Auch die Hotellerie setzt auf Sportsbars als Gästemagnet. Die Gäste mehrerer Marriott Hotels, zum Beispiel in Leipzig, Wien und München, aber auch externe Besucher können die hoteleigenen »Champions Bars« besuchen. Sie merken schon, der Begriff Champion in all seinen Variationen hat bei der Namensgebung von Sportsbars ziemlich die Nase vorn, kann es in puncto Originalität locker mit den »Venezia«-Eisdielen aufnehmen.

Facts

Pro Spieltag der Fußball-
Bundesliga  strömen ca. 1,36 Mio. Zuschauer in ihre Lieblings-Sportsbar.
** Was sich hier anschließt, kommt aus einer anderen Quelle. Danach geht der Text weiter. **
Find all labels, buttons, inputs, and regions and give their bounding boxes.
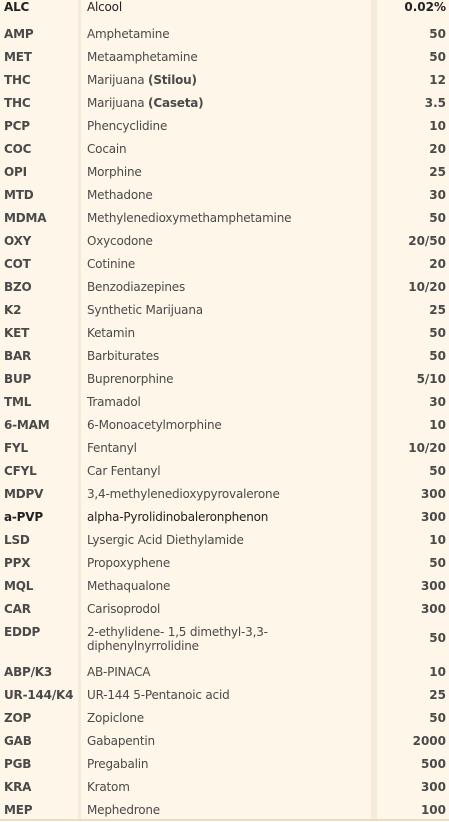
drug-name — [87, 625, 369, 653]
drug-code: EDDP — [4, 625, 41, 639]
table-row — [0, 506, 449, 529]
drug-code: MET — [4, 50, 32, 64]
drug-code: MTD — [4, 188, 34, 202]
drug-code: AMP — [4, 27, 34, 41]
table-row — [0, 184, 449, 207]
drug-code: PGB — [4, 757, 32, 771]
drug-name — [87, 418, 369, 432]
table-row — [0, 707, 449, 730]
drug-name-qualifier: (Stilou) — [148, 73, 197, 87]
drug-name-text: Metaamphetamine — [87, 50, 198, 64]
drug-code: PPX — [4, 556, 31, 570]
table-row — [0, 207, 449, 230]
drug-name-text: Lysergic Acid Diethylamide — [87, 533, 244, 547]
drug-name — [87, 556, 369, 570]
drug-name — [87, 803, 369, 817]
drug-name-text: Car Fentanyl — [87, 464, 161, 478]
drug-name-text: Alcool — [87, 0, 122, 14]
table-row — [0, 552, 449, 575]
table-row — [0, 230, 449, 253]
drug-name-text: Fentanyl — [87, 441, 137, 455]
cutoff-value: 10 — [429, 418, 446, 432]
drug-code: GAB — [4, 734, 32, 748]
drug-name-text: Marijuana — [87, 73, 149, 87]
drug-code: UR-144/K4 — [4, 688, 74, 702]
drug-code: 6-MAM — [4, 418, 50, 432]
cutoff-value: 20 — [429, 257, 446, 271]
drug-code: TML — [4, 395, 32, 409]
table-row — [0, 753, 449, 776]
drug-name-text: Synthetic Marijuana — [87, 303, 203, 317]
table-row — [0, 253, 449, 276]
table-row — [0, 621, 449, 661]
cutoff-value: 500 — [420, 757, 446, 771]
drug-code: ALC — [4, 0, 30, 14]
cutoff-value: 50 — [429, 27, 446, 41]
table-row — [0, 776, 449, 799]
drug-name-text: Barbiturates — [87, 349, 160, 363]
table-row — [0, 138, 449, 161]
drug-name-qualifier: (Caseta) — [148, 96, 204, 110]
drug-name — [87, 142, 369, 156]
table-row — [0, 299, 449, 322]
cutoff-value: 100 — [420, 803, 446, 817]
cutoff-value: 50 — [429, 464, 446, 478]
drug-name — [87, 211, 369, 225]
cutoff-value: 0.02% — [404, 0, 446, 14]
drug-name-text: Oxycodone — [87, 234, 153, 248]
table-row — [0, 391, 449, 414]
drug-name-text: Buprenorphine — [87, 372, 174, 386]
drug-name — [87, 665, 369, 679]
drug-name-text: Methadone — [87, 188, 153, 202]
cutoff-value: 300 — [420, 510, 446, 524]
drug-name-text: Cocain — [87, 142, 127, 156]
drug-name-text: 3,4-methylenedioxypyrovalerone — [87, 487, 280, 501]
cutoff-value: 30 — [429, 188, 446, 202]
table-row — [0, 161, 449, 184]
drug-name — [87, 326, 369, 340]
cutoff-value: 12 — [429, 73, 446, 87]
drug-name-text: UR-144 5-Pentanoic acid — [87, 688, 230, 702]
cutoff-value: 10 — [429, 119, 446, 133]
drug-code: CAR — [4, 602, 31, 616]
drug-name-text: Amphetamine — [87, 27, 170, 41]
cutoff-value: 50 — [429, 556, 446, 570]
drug-name — [87, 510, 369, 524]
drug-name — [87, 579, 369, 593]
drug-name — [87, 0, 369, 14]
drug-code: PCP — [4, 119, 30, 133]
drug-name-text: Gabapentin — [87, 734, 155, 748]
drug-code: THC — [4, 73, 31, 87]
table-row — [0, 437, 449, 460]
drug-code: COT — [4, 257, 31, 271]
drug-name-text: 2-ethylidene- 1,5 dimethyl-3,3-diphenylnyrrolidine — [87, 625, 268, 653]
table-row — [0, 23, 449, 46]
drug-code: ABP/K3 — [4, 665, 53, 679]
cutoff-value: 10/20 — [408, 441, 446, 455]
drug-name-text: Methylenedioxymethamphetamine — [87, 211, 292, 225]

Quellen: AGF in Zusammenarbeit
mit GfK; TV Scope; Out of Home Panel – Sky Deutschland/IPSOS;
Sky Go: Adobe/Omniture. 2015

Wenn der Sport pausiert, ist Pfiffigkeit gefragt

Schwierig kann es für Sportsbars werden, wenn kein Sport gezeigt werden kann und Gästeschwund droht. Das »Stadion an der Schleißheimer Straße« wagt immer wieder mal spezielle Events wie das seit Jahren Kultstatus genießende Fußball-Quiz »Schlag den Morawe«. Ex-Profis wie Uli Borowka oder Star-Kommentator Wolff-Christoph Fuss lesen aus ihren Büchern vor, es gab kürzlich ein Dart-Event, auch sportpolitische Diskussionen, zuletzt zum Thema Ultra-Fans, stehen regelmäßig auf dem Programm.

Auch die Wiener »Champions«-Sportsbar setzt auf das eine oder andere unsportliche Event, zuletzt auf eine Halloween-Party. Der Nationalfeiertag der USA wurde mit einer »Fourth-of-July-Party« zele­briert, zu der ein »American All-You-Can-Eat-Buffet« angeboten wurde.

Die Spezial-Veranstaltungen sind keine Selbstläufer im »Stadion«. »Bei dem Überangebot kultureller Angebote in München muss man ganz schön kämpfen, es ziehen eigentlich nur große Namen«, sagt Michael Jachan. Deshalb müsse man die Anfragen von so manchem vorlesewilligen Fußball-Autor abwinken. Bei einem – gut laufenden! – regelmäßigen Event verabschiedet man sich sogar ganz und gar vom Sport: Jeden Sonntag zeigt das »Stadion« den »Tatort«.

Sportsbar-Schichtwechsel: Die einen Fans gehen, die anderen kommen

Aber zurück zum Fußballsamstag, der Krimi wird ja erst tags darauf angepfiffen: Die Bayern schaffen es nicht mehr, Hoffenheim zu schlagen, es bleibt beim 1:1. Die Fans in Rot pilgern wieder aus dem »Stadion an der Schleißheimer Straße«, neue Fans in anderen Trikots strömen dafür herein. Denn um 18:30 Uhr wird das sogenannte »bwin Topspiel der Woche«, Eintracht Frankfurt gegen den 1. FC Köln, gezeigt.